Department of Medicine, Division of General Internal Medicine, The Johns Hopkins University School of Medicine, Baltimore, MD, USA.
Welch Center for Prevention, Epidemiology & Clinical Research, Baltimore, MD, USA.
Curr Diab Rep. 2019 Jul 19;19(8):59. doi: 10.1007/s11892-019-1172-z.
A patient's prognosis and risk of adverse drug effects are important considerations for individualizing care of older patients with diabetes. This review summarizes the evidence for risk assessment and proposes approaches for clinicians in the context of current clinical guidelines.
Diabetes guidelines vary in their recommendations for how life expectancy should be estimated and used to inform the selection of glycemic targets. Readily available prognostic tools may improve estimation of life expectancy but require validation among patients with diabetes. Treatment decisions based on prognosis are difficult for clinicians to communicate and for patients to understand. Determining hypoglycemia risk involves assessing major risk factors; models to synthesize these factors have been developed. Applying risk assessment to individualize diabetes care is complex and currently relies heavily on clinician judgment. More research is need to validate structured approaches to risk assessment and determine how to incorporate them into patient-centered diabetes care.
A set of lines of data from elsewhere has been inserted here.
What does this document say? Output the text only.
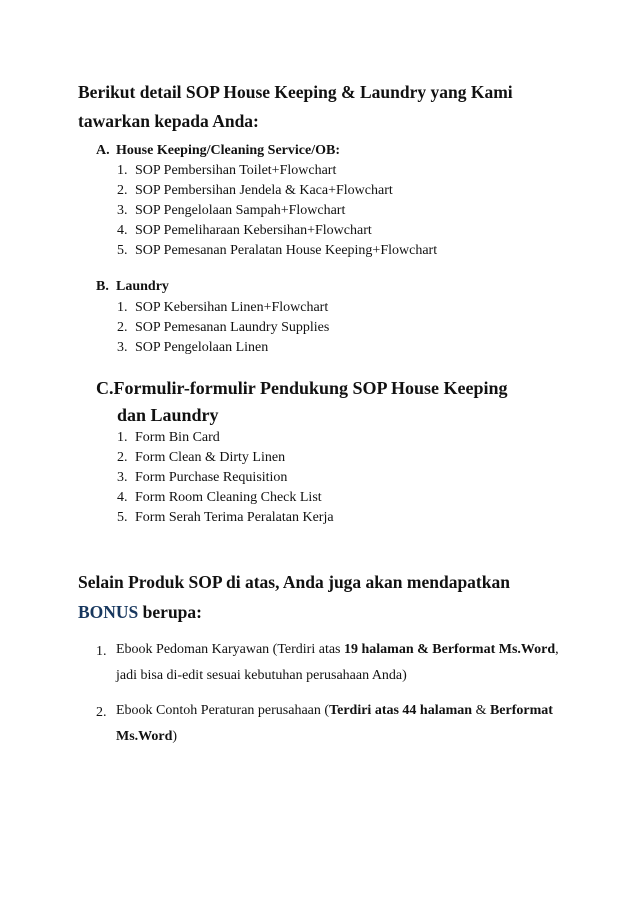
Berikut detail SOP House Keeping & Laundry yang Kami
tawarkan kepada Anda:

A. House Keeping/Cleaning Service/OB:
1. SOP Pembersihan Toilet+Flowchart
2. SOP Pembersihan Jendela & Kaca+Flowchart
3. SOP Pengelolaan Sampah+Flowchart
4. SOP Pemeliharaan Kebersihan+Flowchart
5. SOP Pemesanan Peralatan House Keeping+Flowchart
B. Laundry
1. SOP Kebersihan Linen+Flowchart
2. SOP Pemesanan Laundry Supplies
3. SOP Pengelolaan Linen
C.Formulir-formulir Pendukung SOP House Keeping
dan Laundry
1. Form Bin Card
2. Form Clean & Dirty Linen
3. Form Purchase Requisition
4. Form Room Cleaning Check List
5. Form Serah Terima Peralatan Kerja

Selain Produk SOP di atas, Anda juga akan mendapatkan
BONUS berupa:

1. Ebook Pedoman Karyawan (Terdiri atas 19 halaman & Berformat Ms.Word, jadi bisa di-edit sesuai kebutuhan perusahaan Anda)
2. Ebook Contoh Peraturan perusahaan (Terdiri atas 44 halaman & Berformat Ms.Word)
患者的预后和药物不良反应风险是个体化治疗老年糖尿病患者的重要考虑因素。本综述总结了风险评估的证据,并针对当前临床指南提出了临床医生的处理方法。
糖尿病指南在如何估计预期寿命以及如何将其用于指导血糖目标选择方面的建议有所不同。现有的预后工具可能会改善预期寿命的估计,但需要在糖尿病患者中进行验证。基于预后的治疗决策对临床医生来说难以沟通,对患者来说难以理解。确定低血糖风险涉及评估主要危险因素;已经开发出综合这些因素的模型。将风险评估应用于个体化糖尿病治疗非常复杂,目前严重依赖于临床医生的判断。需要更多的研究来验证结构化的风险评估方法,并确定如何将其纳入以患者为中心的糖尿病护理中。